The 2025 Topps Chrome Football set was released today, giving Topps its first licensed football cards since 2016 and its first under the new agreement with Fanatics Collectibles, the NFL and the NFL Players Association. The release arrives as the company tries to reinsert itself into a market it left behind nearly a decade ago.
The biggest draws are the Rookie PREM1ERE Patch Autograph cards and the Gold Shield patch program, both one of one. Tetairoa McMillan, Matthew Golden, Jaxson Dart and Cam Skattebo are among the rookies in the PREM1ERE group, while Josh Allen and Saquon Barkley are among the 2024 NFL Honors winners tied to the Gold Shield cards. The patches are not generic swatches. Each Rookie PREM1ERE card pairs a signature with an embedded first-appearance uniform patch, and the Gold Shield versions use the gold shields worn last season by the Honors winners.
Fanatics Collectibles has been building the set as a broad play for collectors, with Clay Luraschi saying the goal was to appeal to “all different types of collectors.” The checklist also runs from Caleb Williams and Drake Maye to Tom Brady, Jerry Rice and Barry Sanders, and includes hundreds of autograph cards. Fanatics said Maye had not previously signed licensed cards, which gives his inclusion a different kind of pull for set builders chasing something new as well as something rare.
Topps has also pushed the product beyond standard football-card design. The set includes Kaiju cards styled like Japanese monster movie posters and Tecmo Super Bowl cards showing pixelated versions of players from the vintage video game. Luraschi said the patch programs are meant to elevate the way Topps relic cards are used and to “go a level deeper and tell stories and connect these pieces of jersey to specific moments.”

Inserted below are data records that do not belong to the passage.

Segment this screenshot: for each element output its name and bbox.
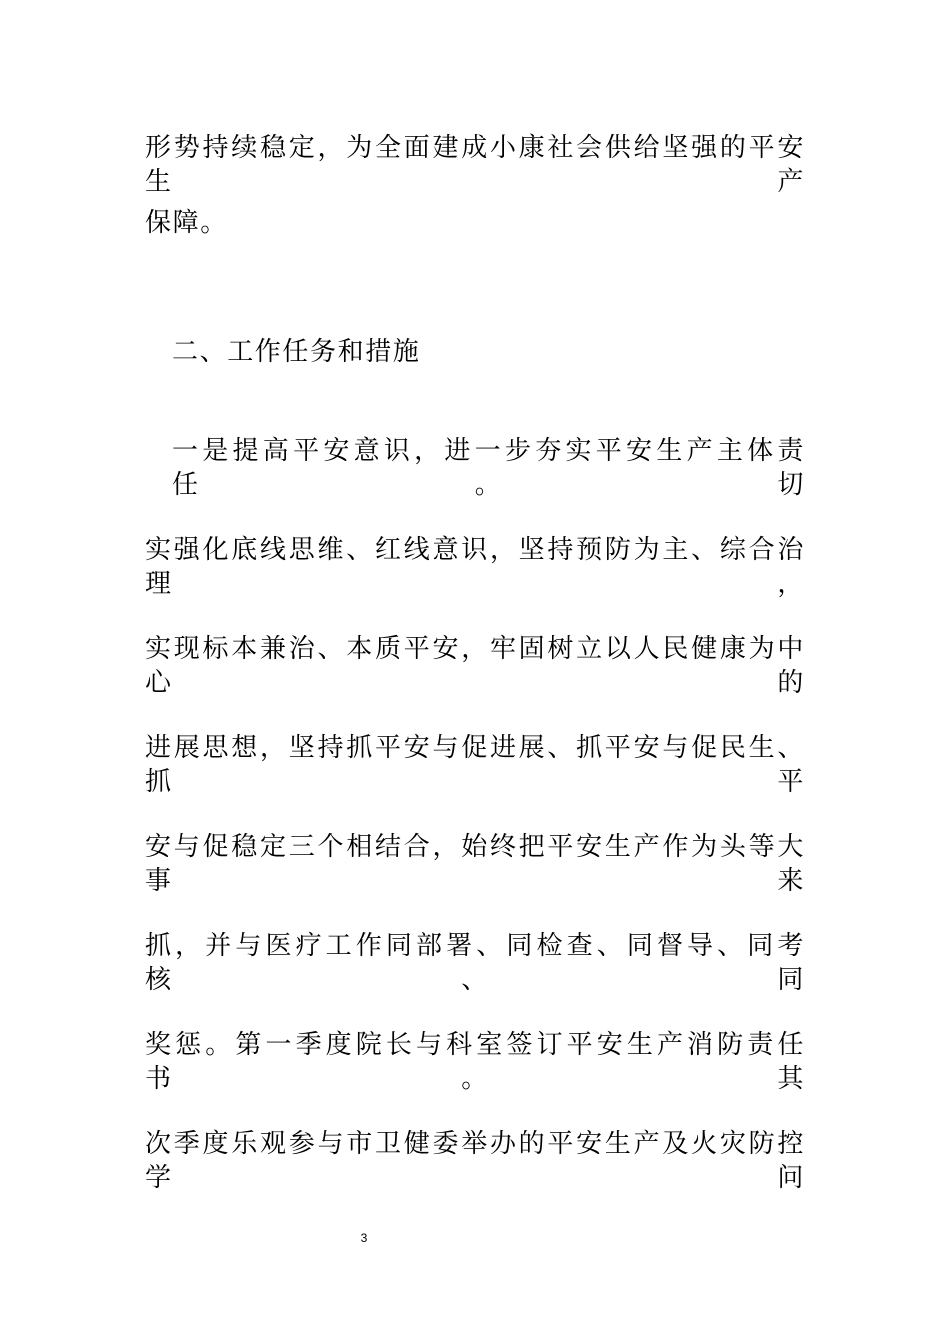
paragraph-line: 抓，并与医疗工作同部署、同检查、同督导、同考核、同 [145,931,805,995]
paragraph-line: 实强化底线思维、红线意识，坚持预防为主、综合治理， [145,535,805,599]
paragraph-line: 保障。 [145,208,228,238]
paragraph-line: 次季度乐观参与市卫健委举办的平安生产及火灾防控学问 [145,1129,805,1193]
section-heading: 二、工作任务和措施 [172,337,421,367]
paragraph-line: 进展思想，坚持抓平安与促进展、抓平安与促民生、抓平 [145,733,805,797]
paragraph-line: 一是提高平安意识，进一步夯实平安生产主体责任。切 [172,436,805,500]
paragraph-line: 安与促稳定三个相结合，始终把平安生产作为头等大事来 [145,832,805,896]
paragraph-line: 奖惩。第一季度院长与科室签订平安生产消防责任书。其 [145,1030,805,1094]
paragraph-line: 形势持续稳定，为全面建成小康社会供给坚强的平安生产 [145,133,805,197]
paragraph-line: 实现标本兼治、本质平安，牢固树立以人民健康为中心的 [145,634,805,698]
page-number: 3 [360,1231,368,1245]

That idea is already built into the product. McMillan’s first regular-season appearance for the Carolina Panthers against the Jaguars in Jacksonville on Sept. 7, 2025 came with a small PREM1ERE patch on his chest marked with the word premiere and the year 2025, turning a single debut into a card chase that is meant to feel personal. He later signed a card in front of an audience this month at the 2026 Topps Industry Conference, a sign that Topps is leaning hard into live moments as part of the story it is trying to sell. The question now is not whether the company has a flagship football set; it is whether these one-of-one relics and throwback inserts give collectors enough reason to treat topps football as a must-watch return, not just a novelty comeback.